Sell's Wickr meets four of the EFF's seven rubric items. "I believe there’s been more eyes on my app than any other in the world, and the most talented eyes at that," she said. "One of the steps I wish they had on there was anonymity. We’re one of the only ones that ensure user anonymity — it's rare and difficult to do. Other companies ought to consider metadata protection, because even with totally secure communication, people can tell who you’re talking to, when, and how often. We don’t have any metadata on our users."

Silent Circle, a firm that builds ultra-secure communication products, got a perfect score for its Silent Phone and Silent Text apps. In a joint venture with a hardware manufacturer called Geeksphone, the companies built Blackphone, a device that aims to be secure at the hardware level. "The core of what we believe focuses on the right of every individual around the world deserving the capability to have secure and private communications," said Daniel Ford, chief security officer of Blackphone. "With this in mind, we make it possible for our customers to choose what they want to share [and] for how long they want to share it, and the keys used to protect this information are always in control of our customers."

Sell rejects the oft-heard "I don't have anything to hide" response to privacy-related news. "You don't hear 'I have nothing to hide' in other countries," she said. "History is much closer to people in other countries."

Silicon Valley has often made product usability the priority over product security, but it "should really be possible to have both at once," said Pete Eckersley, technical projects director for the EFF. "It's only very recently that the big tech players have shown any interest in protecting people's messages against the company that makes the app itself. But the race is now on to see who can do that well, delivering both security and usability."

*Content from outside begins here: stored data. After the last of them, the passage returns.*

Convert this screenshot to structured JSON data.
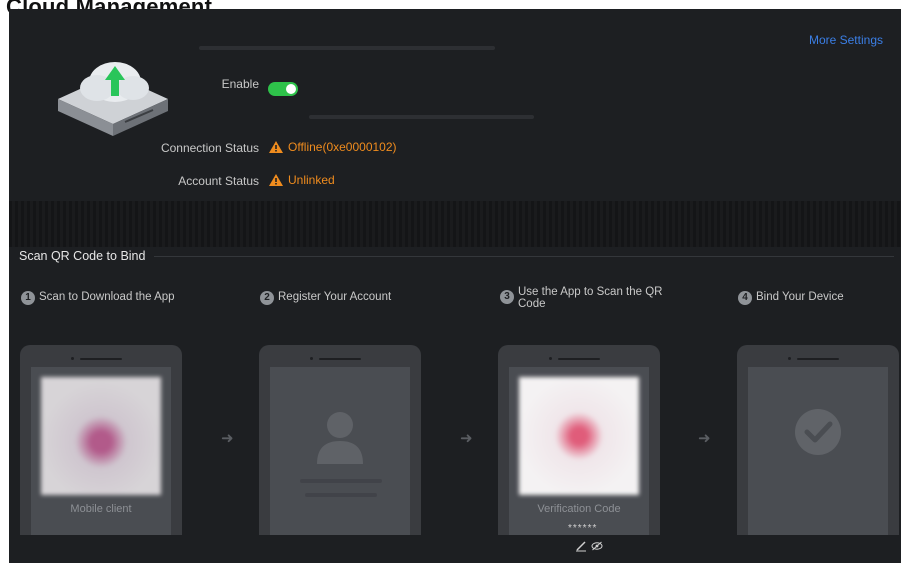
{
  "page_title": "Cloud Management",
  "cloud": {
    "enable_label": "Enable",
    "enable_state": "on",
    "more_settings": "More Settings",
    "connection_status_label": "Connection Status",
    "connection_status_value": "Offline(0xe0000102)",
    "account_status_label": "Account Status",
    "account_status_value": "Unlinked"
  },
  "scan": {
    "title": "Scan QR Code to Bind",
    "steps": [
      {
        "num": "1",
        "text": "Scan to Download the App",
        "caption": "Mobile client"
      },
      {
        "num": "2",
        "text": "Register Your Account",
        "caption": ""
      },
      {
        "num": "3",
        "text": "Use the App to Scan the QR Code",
        "caption": "Verification Code"
      },
      {
        "num": "4",
        "text": "Bind Your Device",
        "caption": ""
      }
    ],
    "verification_code": "******"
  },
  "colors": {
    "accent_green": "#2ec24a",
    "warning_orange": "#f08c1e",
    "link_blue": "#3b7fe6",
    "panel_bg": "#1d1f22"
  },
  "icons": [
    "cloud-nvr-icon",
    "warning-icon",
    "user-icon",
    "check-circle-icon",
    "arrow-right-icon",
    "edit-icon",
    "eye-hide-icon"
  ]
}
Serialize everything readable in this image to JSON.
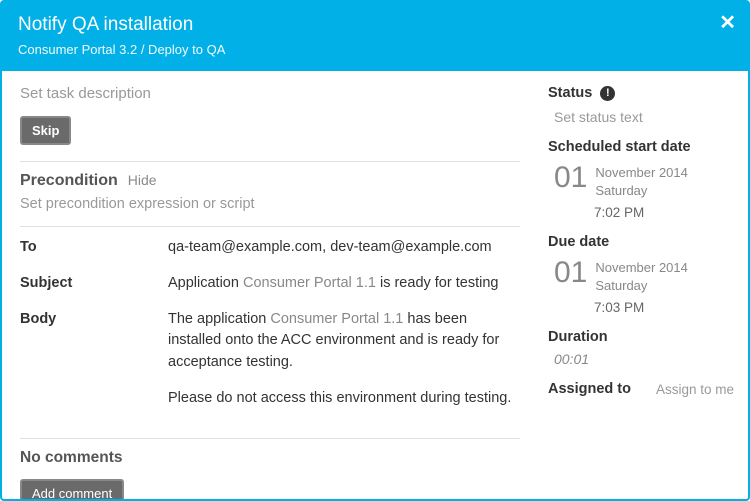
{
  "header": {
    "title": "Notify QA installation",
    "breadcrumb": "Consumer Portal 3.2 / Deploy to QA"
  },
  "main": {
    "task_description_placeholder": "Set task description",
    "skip_label": "Skip",
    "precondition_title": "Precondition",
    "hide_label": "Hide",
    "precondition_placeholder": "Set precondition expression or script",
    "to_label": "To",
    "to_value": "qa-team@example.com, dev-team@example.com",
    "subject_label": "Subject",
    "subject_prefix": "Application ",
    "subject_muted": "Consumer Portal 1.1",
    "subject_suffix": " is ready for testing",
    "body_label": "Body",
    "body_p1_prefix": "The application ",
    "body_p1_muted": "Consumer Portal 1.1",
    "body_p1_suffix": " has been installed onto the ACC environment and is ready for acceptance testing.",
    "body_p2": "Please do not access this environment during testing.",
    "comments_title": "No comments",
    "add_comment_label": "Add comment"
  },
  "sidebar": {
    "status_label": "Status",
    "status_placeholder": "Set status text",
    "scheduled_label": "Scheduled start date",
    "start_day": "01",
    "start_month_year": "November 2014",
    "start_weekday": "Saturday",
    "start_time": "7:02 PM",
    "due_label": "Due date",
    "due_day": "01",
    "due_month_year": "November 2014",
    "due_weekday": "Saturday",
    "due_time": "7:03 PM",
    "duration_label": "Duration",
    "duration_value": "00:01",
    "assigned_label": "Assigned to",
    "assign_to_me": "Assign to me"
  }
}
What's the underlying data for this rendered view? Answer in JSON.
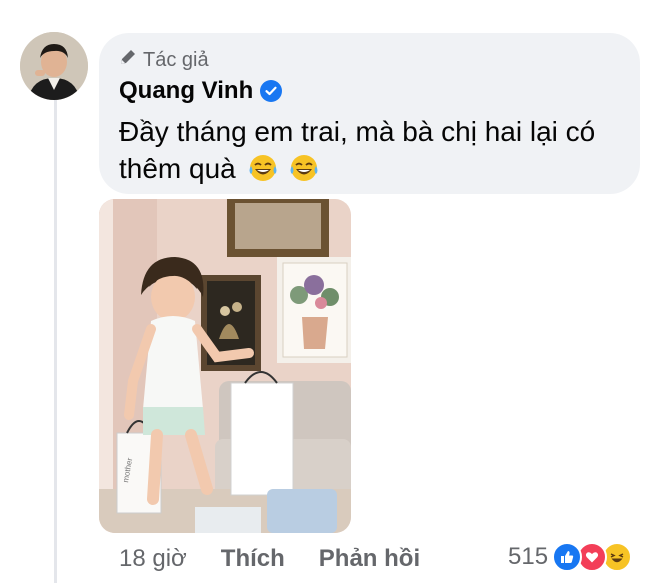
{
  "comment": {
    "badge_label": "Tác giả",
    "author": "Quang Vinh",
    "text": "Đầy tháng em trai, mà bà chị hai lại có thêm quà",
    "emojis": [
      "tears-of-joy-emoji",
      "tears-of-joy-emoji"
    ]
  },
  "photo": {
    "box_label": "mother",
    "description_icon": "child-with-gift-bags-photo"
  },
  "footer": {
    "time": "18 giờ",
    "like_label": "Thích",
    "reply_label": "Phản hồi",
    "reaction_count": "515",
    "reactions": [
      "like-icon",
      "love-icon",
      "haha-icon"
    ]
  },
  "colors": {
    "bubble": "#f0f2f5",
    "secondary_text": "#65676b",
    "verified": "#1877f2",
    "like": "#1877f2",
    "love": "#f33e58"
  }
}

Eckersley said some big vendors are getting the message. "Of the established players, Apple seems to have an early lead with iMessage and FaceTime, but their offerings still don't meet all of our criteria and we expect tough competition from other big tech firms -- Google, Yahoo and WhatsApp have all said they are working on stronger messaging encryption. There are also a lot of new startups and open-source projects that have strong security designs, and if any of them can make their products really easy to install and use, we could see them have a big impact on the messaging landscape."

Until then, messaging app users should know that their communications are vulnerable to interception.

Watch for messaging apps to begin to focus on messaging and security in a brand-new way.